Heinsius’ Dutch Poems - Illustrated with 66 Engraved Emblems. A Fine Copy in Contemporary Vellum

Heinsius, Daniel (1580-1655)

Nederduytsche Poemata; by een vergadert en uytgegeven door P[etrus]. S[criverius].

Amsterdam: Willem Jansz. Blaeu, 1616


Quarto: 21.8 x 16.5 cm. 2 parts in one volume. a-c4, A-K4, L6, A6, A-B4, C6, D-H4 (with blank H4 present)

SECOND, PREFERRED EDITION, after the poorly printed first edition that appeared at the beginning of 1616.

Bound in contemporary Dutch vellum, lightly soiled. A very fine, complete copy with broad margins, deep impressions of the type and plates, and only a few trivial stains.

Illustrated with an engraved title, 4 engraved vignettes and 48 engraved emblems in the first part, 2 small vignettes and 12 engraved illustrations in the second part. Gathering Ii-4 misbound. One emblem in part II (A2) printed upside down (!), that on C2v partially colored.

One of the most important early works of vernacular Dutch poetry. The emblems are based on those in two of Heinsius’ earlier works, “Het Ambacht van Cupido” and “Emblemata Amatoria”, but here they are rendered in entirely new engravings by Crispijn de Passe, his sons Crispijn and Simon, Michel le Blon (after Jacob de Gheyn), and Jacob Matham (after David Vinckboons.) The “Lofsang van Bacchus”(Hymn to Bacchus) is also illustrated, with larger engravings.

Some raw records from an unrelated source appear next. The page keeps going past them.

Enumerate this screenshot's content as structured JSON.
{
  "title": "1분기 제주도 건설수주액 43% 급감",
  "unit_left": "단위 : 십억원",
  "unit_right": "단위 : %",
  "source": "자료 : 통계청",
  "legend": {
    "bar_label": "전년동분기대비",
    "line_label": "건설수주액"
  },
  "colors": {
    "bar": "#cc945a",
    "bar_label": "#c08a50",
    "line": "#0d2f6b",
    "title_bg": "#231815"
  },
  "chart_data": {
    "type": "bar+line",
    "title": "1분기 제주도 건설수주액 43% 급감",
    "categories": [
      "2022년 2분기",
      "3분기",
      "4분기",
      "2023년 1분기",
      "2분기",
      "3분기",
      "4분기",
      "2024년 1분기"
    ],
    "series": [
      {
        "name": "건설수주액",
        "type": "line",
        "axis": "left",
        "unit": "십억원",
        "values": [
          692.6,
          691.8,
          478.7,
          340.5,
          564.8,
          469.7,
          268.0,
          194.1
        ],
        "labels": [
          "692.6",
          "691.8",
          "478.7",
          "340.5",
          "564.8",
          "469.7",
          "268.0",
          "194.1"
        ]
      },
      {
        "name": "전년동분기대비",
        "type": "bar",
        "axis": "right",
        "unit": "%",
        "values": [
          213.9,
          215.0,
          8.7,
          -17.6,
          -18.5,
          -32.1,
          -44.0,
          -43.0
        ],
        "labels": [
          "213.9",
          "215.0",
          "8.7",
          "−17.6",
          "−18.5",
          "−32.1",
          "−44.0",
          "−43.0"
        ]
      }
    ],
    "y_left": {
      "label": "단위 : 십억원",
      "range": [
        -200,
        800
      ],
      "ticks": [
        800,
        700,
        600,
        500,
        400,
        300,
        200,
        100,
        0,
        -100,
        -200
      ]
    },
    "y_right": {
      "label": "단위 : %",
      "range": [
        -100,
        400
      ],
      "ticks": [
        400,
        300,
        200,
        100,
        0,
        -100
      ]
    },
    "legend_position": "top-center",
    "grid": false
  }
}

Daniel Heinsius was one of the greatest humanist scholars of the Dutch renaissance. Born in Ghent and educated at the University of Franeker, by 1598 he was established at Leiden, where he would remain for the rest of his long and distinguished life. Heinsius studied under the great Joseph Scaliger and, in the first decade of the 17th c., distinguished himself at the University of Leiden, where he served as professor of poetics and Greek, before being appointed 4th Librarian of the University. A prolific writer, Heinsius wrote numerous Latin orations, plays, elegies, and a series of important commentaries on classical authors.

Heinsius also championed Dutch as a language worthy of serious literature. In 1601 he published the first emblem book in Dutch “Quaeris quid sit Amor”, which he re-edited and published in 1606 as “Emblemata amatoria.”

Many of Heinsius’ Dutch poems, including the “Emblemata Amatoria” and the “Lofsang van Bacchus” were edited by the humanist Petrus Scriverius (1576-1660) and published in 1616 as “Nederduytsche Poemata”, for which Scriverius also wrote an accompanying commentary. In his preface, Scriverius “expressed joy that a scholar like Heinsius, whose command of Latin enabled him to address an international audience, had not spurned writing in Dutch. The poem that follows champions Dutch as no less suitable a medium for great poetry than classical languages.”(Hermans, p. 261)

Lanwehr, Low Countries, at 196; Praz at 96. Provenance: Albert Verwey, poet, with his bookplate; Jan Steenks, with his bookplate.